【2020年のASEAN自動車マーケットの行方は?】モータージャーナリスト座談会 (2/5ページ)

Photo by 鈴木ケンイチ
■ 欧米メーカーも中国メーカーも虎視眈々とASEANを狙っている
鈴木:ASEANで、日本車は圧倒的なシェアを占めています。インドネシアでいえば95%以上。それは2020年も維持できるでしょうか?
川端:欧米メーカーは、ASEANを本気で狙っていると思いますよ。たとえばフォルクスワーゲン。彼らは中国で伸び悩んでいる。インドは無理。北米も苦戦している。そうなると残された市場はASEANしかありませんから。

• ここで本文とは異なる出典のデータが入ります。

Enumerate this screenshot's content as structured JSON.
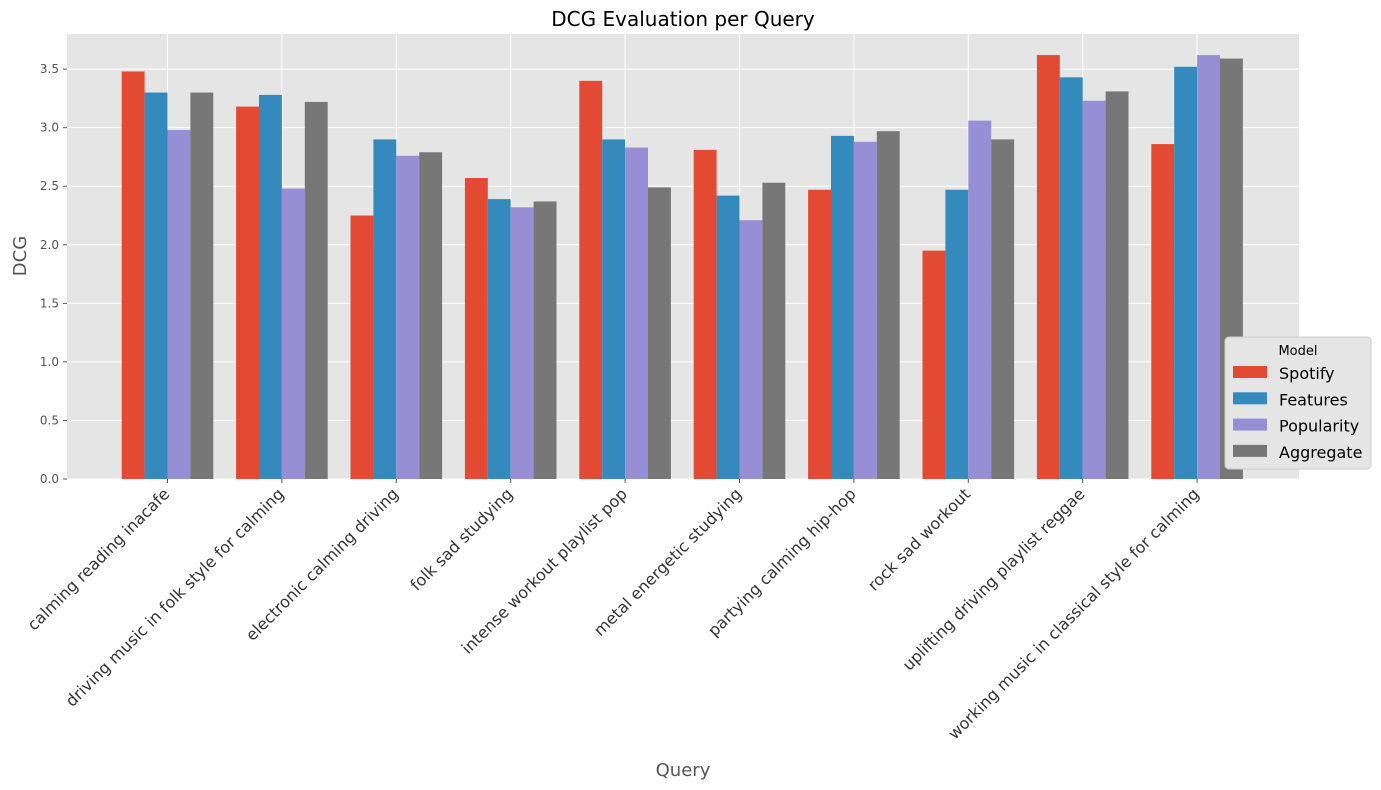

大田中:ちなみにインドネシアには、2015年問題という話がありました。それは2015年に、GMやフォルクスワーゲン、他に韓国や中国のメーカーが工場を続々と作るという。日本車は大丈夫か? と。でも、結局、工場はできなかった。まだまだインドネシアでは日本車が強いでしょうね。
鈴木:確かに欧米ブランドがいまからシェアを拡大するのは難しいでしょうね。でも、一番もうかるところ、高級セグメントは欧米ブランドに占領されちゃうのでは?
川端:やはり憧れのメルセデスのようなブランド・ビジネスは欧米メーカーが上手ですよね。日本メーカーは下手。結局、いつまでも新興国の王様で、その国が発展したら、もっと安いところに行く。いつまで下を見てるんだと歯がゆいですね。
古庄:今はまだよいけれど、ライバルが中国メーカーになるのは厳しい。たとえば中国はMGブランドを持っていますが、それをタイで生産している。そうなると中国製とは見えない。ボルボも同じ。あれも中国資本。そういう方法をとられると、中国メーカーも競争力が持てると思いますよ。
大田中:ブランド・イメージという点では、ダットサンとミラージュは失敗だったと思いますね。もともとダットサンや三菱のASEANでのイメージは、非常に良いものだった。それをあんな安物に使うなんて。ブランドをおとしめている。